Par Mathilde - dans Au fil de l'eau

J’apprends que l’Espagne a récemment modifié les horaires de travail et supprime la sacro-sainte sieste quotidienne.

Il faut bien admettre qu’il y a quelques années, quand on débarquait en Espagne pour y vivre, il était surprenant de voir que le pays tournait au ralenti de 14h à 17h. Et puis, les températures élevées aidant, on s'y faisait : l’heure de la sieste était ce moment divin où l’on pouvait dormir, regarder son plafond, écrire, s’abrutir de telenovelas ou autres activités plus ou moins réjouissantes.

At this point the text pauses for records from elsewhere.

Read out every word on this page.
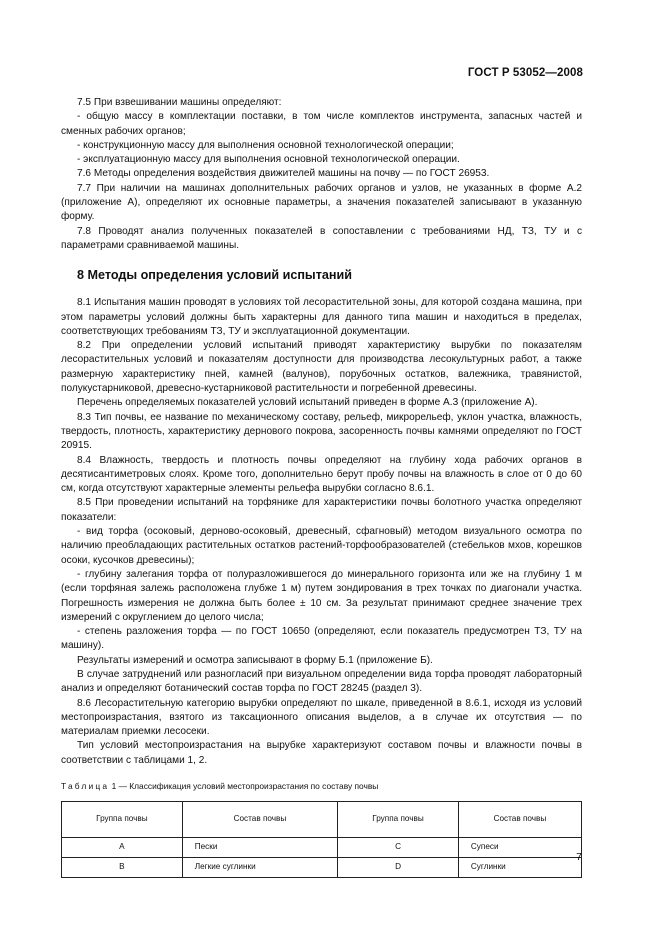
ГОСТ Р 53052—2008

7.5 При взвешивании машины определяют:

- общую массу в комплектации поставки, в том числе комплектов инструмента, запасных частей и сменных рабочих органов;

- конструкционную массу для выполнения основной технологической операции;

- эксплуатационную массу для выполнения основной технологической операции.

7.6 Методы определения воздействия движителей машины на почву — по ГОСТ 26953.

7.7 При наличии на машинах дополнительных рабочих органов и узлов, не указанных в форме А.2 (приложение А), определяют их основные параметры, а значения показателей записывают в указанную форму.

7.8 Проводят анализ полученных показателей в сопоставлении с требованиями НД, ТЗ, ТУ и с параметрами сравниваемой машины.

8 Методы определения условий испытаний

8.1 Испытания машин проводят в условиях той лесорастительной зоны, для которой создана машина, при этом параметры условий должны быть характерны для данного типа машин и находиться в пределах, соответствующих требованиям ТЗ, ТУ и эксплуатационной документации.

8.2 При определении условий испытаний приводят характеристику вырубки по показателям лесорастительных условий и показателям доступности для производства лесокультурных работ, а также размерную характеристику пней, камней (валунов), порубочных остатков, валежника, травянистой, полукустарниковой, древесно-кустарниковой растительности и погребенной древесины.

Перечень определяемых показателей условий испытаний приведен в форме А.3 (приложение А).

8.3 Тип почвы, ее название по механическому составу, рельеф, микрорельеф, уклон участка, влажность, твердость, плотность, характеристику дернового покрова, засоренность почвы камнями определяют по ГОСТ 20915.

8.4 Влажность, твердость и плотность почвы определяют на глубину хода рабочих органов в десятисантиметровых слоях. Кроме того, дополнительно берут пробу почвы на влажность в слое от 0 до 60 см, когда отсутствуют характерные элементы рельефа вырубки согласно 8.6.1.

8.5 При проведении испытаний на торфянике для характеристики почвы болотного участка определяют показатели:

- вид торфа (осоковый, дерново-осоковый, древесный, сфагновый) методом визуального осмотра по наличию преобладающих растительных остатков растений-торфообразователей (стебельков мхов, корешков осоки, кусочков древесины);

- глубину залегания торфа от полуразложившегося до минерального горизонта или же на глубину 1 м (если торфяная залежь расположена глубже 1 м) путем зондирования в трех точках по диагонали участка. Погрешность измерения не должна быть более ± 10 см. За результат принимают среднее значение трех измерений с округлением до целого числа;

- степень разложения торфа — по ГОСТ 10650 (определяют, если показатель предусмотрен ТЗ, ТУ на машину).

Результаты измерений и осмотра записывают в форму Б.1 (приложение Б).

В случае затруднений или разногласий при визуальном определении вида торфа проводят лабораторный анализ и определяют ботанический состав торфа по ГОСТ 28245 (раздел 3).

8.6 Лесорастительную категорию вырубки определяют по шкале, приведенной в 8.6.1, исходя из условий местопроизрастания, взятого из таксационного описания выделов, а в случае их отсутствия — по материалам приемки лесосеки.

Тип условий местопроизрастания на вырубке характеризуют составом почвы и влажности почвы в соответствии с таблицами 1, 2.

Таблица 1 — Классификация условий местопроизрастания по составу почвы
Группа почвы	Состав почвы	Группа почвы	Состав почвы
А	Пески	С	Супеси
В	Легкие суглинки	D	Суглинки
7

En bref, c’était une vraie coupure au milieu de la journée de travail, un moment dédié à la personne. Qui disparaît sous le prétexte d’une productivité accrue, de meilleurs échanges professionnels avec les voisins européens.

Moi qui suis pourtant une acharnée du travail, qui déjeune devant mon écran et enchaîne les semaines de 70 heures, j’avoue que cela m’attriste quand même un peu.

Parce que cela me renvoie à plein d’interrogations essentielles comme le fait de savoir si le bonheur réside dans la productivité à tout prix, parce que cela me renvoie à tous mes doutes sur cette course au rendement dans laquelle on se laisse entraîner.